While unable to gain support for his organization, Garvey began to travel. He spent time in Costa Rica, Ecuador, Nicaragua, Honduras, Columbia, and Venezuela. These travels gave Garvey an opportunity to observe, that whenever African people and whites were in close proximity, African people were on the bottom.

Garvey continued to travel and in 1911 he went to London. He was able to test out his public speaking ability on the condition of African people worldwide at the famous Hyde Park Speaker’s Corner. While in London, Garvey met the editor of the African Times and Orient Review, Duse Mohammed Ali. Ali, an Egyptian scholar, introduced Garvey to many ideas that played an important role in his future thinking.

This background gave Garvey the tools he needed to become one of our true twentieth century freedom fighters. Garvey arrived in Harlem, New York on March 16, 1916. By 1919, Garvey was established as the President General of the UNIA/ACL, which had a membership of over three million people with more than 300 branches throughout the Afri- can World Community.

Perhaps Garvey’s greatest contribution to the uplifting of our people was his ability to find a formula for organizing African people around the African principle: the greatest good for the greatest number. This was reflected in the First International Convention of Negro Peoples of the World in Madison Square Garden, in New York in 1920. Over twenty-five thousand African people from all over the world witnessed the selection of Red, Black and Green as the colors of the Provisional Government. In this context, Garvey and the UNIA/ACL had established an economic arm, the Negro Factories Corporation, with cooperative stores, restaurants, steam laundry shops, tailor shops, dressmaking shops, millinery stores, a doll factory to manufacture African dolls, and a publishing house. Garvey also formed a Steamship Corporation. The goals and objectives of the UNIA had now become clear to the world. As Shawna Maglangbayan points out, “…the Garvey movement and UNIA had become a threat to the white world,”

With the cooperation of anti-Garvey, “Negro leaders,” Garvey was eventually charged and convicted of mail fraud for selling stock in the African Star Lines.
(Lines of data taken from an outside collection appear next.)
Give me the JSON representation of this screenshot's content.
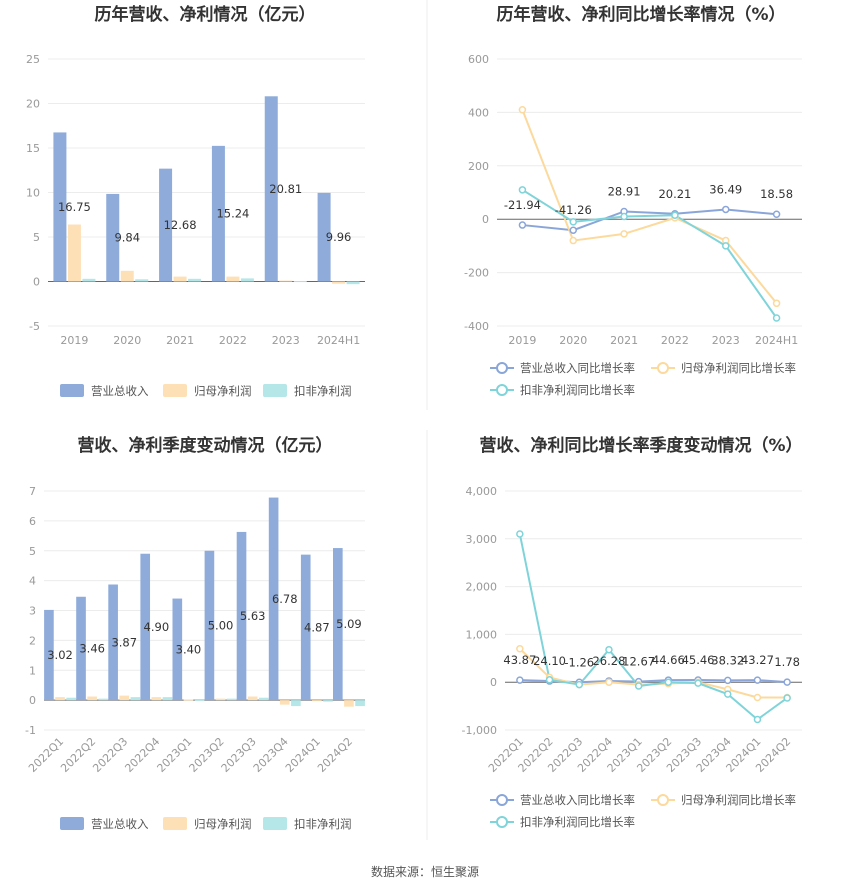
{
  "colors": {
    "revenue": "#8eabda",
    "net_profit": "#fde0b5",
    "deducted_profit": "#b5e6e8",
    "revenue_line": "#8aa6d8",
    "net_profit_line": "#fcd99c",
    "deducted_line": "#7fd4d9"
  },
  "source_text": "数据来源：恒生聚源",
  "chart_data": [
    {
      "id": "annual_amount",
      "type": "bar",
      "title": "历年营收、净利情况（亿元）",
      "categories": [
        "2019",
        "2020",
        "2021",
        "2022",
        "2023",
        "2024H1"
      ],
      "ylim": [
        -5,
        25
      ],
      "yticks": [
        -5,
        0,
        5,
        10,
        15,
        20,
        25
      ],
      "grid": true,
      "legend": "bottom",
      "series": [
        {
          "name": "营业总收入",
          "values": [
            16.75,
            9.84,
            12.68,
            15.24,
            20.81,
            9.96
          ],
          "labels": [
            "16.75",
            "9.84",
            "12.68",
            "15.24",
            "20.81",
            "9.96"
          ]
        },
        {
          "name": "归母净利润",
          "values": [
            6.4,
            1.2,
            0.55,
            0.55,
            0.1,
            -0.25
          ]
        },
        {
          "name": "扣非净利润",
          "values": [
            0.3,
            0.25,
            0.3,
            0.35,
            0.05,
            -0.3
          ]
        }
      ]
    },
    {
      "id": "annual_growth",
      "type": "line",
      "title": "历年营收、净利同比增长率情况（%）",
      "categories": [
        "2019",
        "2020",
        "2021",
        "2022",
        "2023",
        "2024H1"
      ],
      "ylim": [
        -400,
        600
      ],
      "yticks": [
        -400,
        -200,
        0,
        200,
        400,
        600
      ],
      "grid": true,
      "legend": "bottom",
      "series": [
        {
          "name": "营业总收入同比增长率",
          "values": [
            -21.94,
            -41.26,
            28.91,
            20.21,
            36.49,
            18.58
          ],
          "labels": [
            "-21.94",
            "-41.26",
            "28.91",
            "20.21",
            "36.49",
            "18.58"
          ]
        },
        {
          "name": "归母净利润同比增长率",
          "values": [
            410,
            -80,
            -55,
            5,
            -80,
            -315
          ]
        },
        {
          "name": "扣非净利润同比增长率",
          "values": [
            110,
            -10,
            10,
            15,
            -100,
            -370
          ]
        }
      ]
    },
    {
      "id": "quarterly_amount",
      "type": "bar",
      "title": "营收、净利季度变动情况（亿元）",
      "categories": [
        "2022Q1",
        "2022Q2",
        "2022Q3",
        "2022Q4",
        "2023Q1",
        "2023Q2",
        "2023Q3",
        "2023Q4",
        "2024Q1",
        "2024Q2"
      ],
      "ylim": [
        -1,
        7
      ],
      "yticks": [
        -1,
        0,
        1,
        2,
        3,
        4,
        5,
        6,
        7
      ],
      "grid": true,
      "legend": "bottom",
      "series": [
        {
          "name": "营业总收入",
          "values": [
            3.02,
            3.46,
            3.87,
            4.9,
            3.4,
            5.0,
            5.63,
            6.78,
            4.87,
            5.09
          ],
          "labels": [
            "3.02",
            "3.46",
            "3.87",
            "4.90",
            "3.40",
            "5.00",
            "5.63",
            "6.78",
            "4.87",
            "5.09"
          ]
        },
        {
          "name": "归母净利润",
          "values": [
            0.1,
            0.12,
            0.15,
            0.1,
            0.02,
            0.05,
            0.12,
            -0.15,
            -0.03,
            -0.22
          ]
        },
        {
          "name": "扣非净利润",
          "values": [
            0.08,
            0.05,
            0.1,
            0.1,
            0.01,
            0.05,
            0.08,
            -0.2,
            -0.05,
            -0.2
          ]
        }
      ]
    },
    {
      "id": "quarterly_growth",
      "type": "line",
      "title": "营收、净利同比增长率季度变动情况（%）",
      "categories": [
        "2022Q1",
        "2022Q2",
        "2022Q3",
        "2022Q4",
        "2023Q1",
        "2023Q2",
        "2023Q3",
        "2023Q4",
        "2024Q1",
        "2024Q2"
      ],
      "ylim": [
        -1000,
        4000
      ],
      "yticks": [
        -1000,
        0,
        1000,
        2000,
        3000,
        4000
      ],
      "ytick_labels": [
        "-1,000",
        "0",
        "1,000",
        "2,000",
        "3,000",
        "4,000"
      ],
      "grid": true,
      "legend": "bottom",
      "series": [
        {
          "name": "营业总收入同比增长率",
          "values": [
            43.87,
            24.1,
            -1.26,
            26.28,
            12.67,
            44.66,
            45.46,
            38.32,
            43.27,
            1.78
          ],
          "labels": [
            "43.87",
            "24.10",
            "-1.26",
            "26.28",
            "12.67",
            "44.66",
            "45.46",
            "38.32",
            "43.27",
            "1.78"
          ]
        },
        {
          "name": "归母净利润同比增长率",
          "values": [
            700,
            100,
            -50,
            0,
            -50,
            -30,
            0,
            -150,
            -320,
            -320
          ]
        },
        {
          "name": "扣非净利润同比增长率",
          "values": [
            3100,
            50,
            -50,
            680,
            -80,
            0,
            -20,
            -250,
            -780,
            -330
          ]
        }
      ]
    }
  ]
}
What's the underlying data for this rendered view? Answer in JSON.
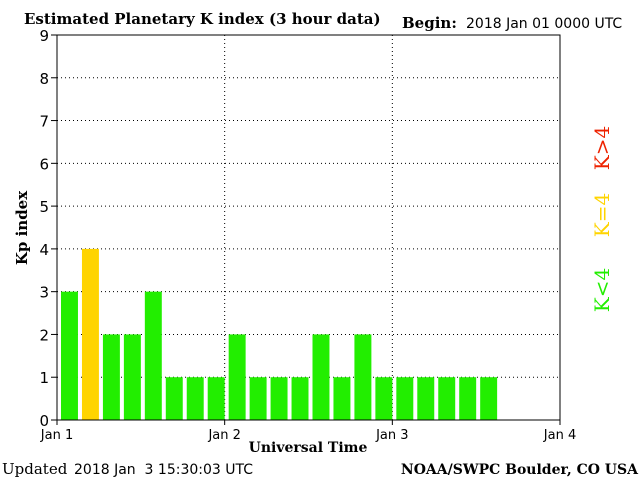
{
  "chart_data": {
    "type": "bar",
    "title": "Estimated Planetary K index (3 hour data)",
    "begin_label": "Begin:",
    "begin_value": "2018 Jan 01 0000 UTC",
    "xlabel": "Universal Time",
    "ylabel": "Kp index",
    "ylim": [
      0,
      9
    ],
    "yticks": [
      "0",
      "1",
      "2",
      "3",
      "4",
      "5",
      "6",
      "7",
      "8",
      "9"
    ],
    "x_range_days": [
      0,
      3
    ],
    "xticks": [
      {
        "day": 0,
        "label": "Jan 1"
      },
      {
        "day": 1,
        "label": "Jan 2"
      },
      {
        "day": 2,
        "label": "Jan 3"
      },
      {
        "day": 3,
        "label": "Jan 4"
      }
    ],
    "interval_hours": 3,
    "values": [
      3,
      4,
      2,
      2,
      3,
      1,
      1,
      1,
      2,
      1,
      1,
      1,
      2,
      1,
      2,
      1,
      1,
      1,
      1,
      1,
      1
    ],
    "grid": "dotted",
    "legend": [
      {
        "label": "K<4",
        "color": "#22ee00"
      },
      {
        "label": "K=4",
        "color": "#ffd400"
      },
      {
        "label": "K>4",
        "color": "#ee2200"
      }
    ],
    "colors": {
      "low": "#22ee00",
      "equal": "#ffd400",
      "high": "#ee2200"
    },
    "updated_label": "Updated",
    "updated_value": "2018 Jan  3 15:30:03 UTC",
    "credit": "NOAA/SWPC Boulder, CO USA"
  }
}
On February 8, 1925, Marcus Garvey was arrested and convicted for mail fraud and imprisoned in Atlanta, Georgia. With a great movement of support by his followers, Garvey was released from prison in 1927. Immediately following his release he was deported from the United States and was sent back to Jamaica to continue his work. He continued to travel and while in London, on June 10, 1940, Garvey lapsed into a coma and made his transition into eternity.

The Garvey Movement was one of the greatest mass movements of African people in the world. Although the external and internal forces and enemies of Garvey caused his demise, the ideas of Garvey and the UNIA/ACL are still alive. We need to revitalize and resurrect the spirit of Marcus Mosiah Garvey at every opportunity. One special way to honor the memory of Marcus Garvey is for you to proudly display your Red, Black and Green Flag on his birthday, August 17th in remembrance. The spirit of the Honorable Marcus Mosiah Garvey’s is needed now, more than ever before.

A Luta Continua / The Struggle Continues!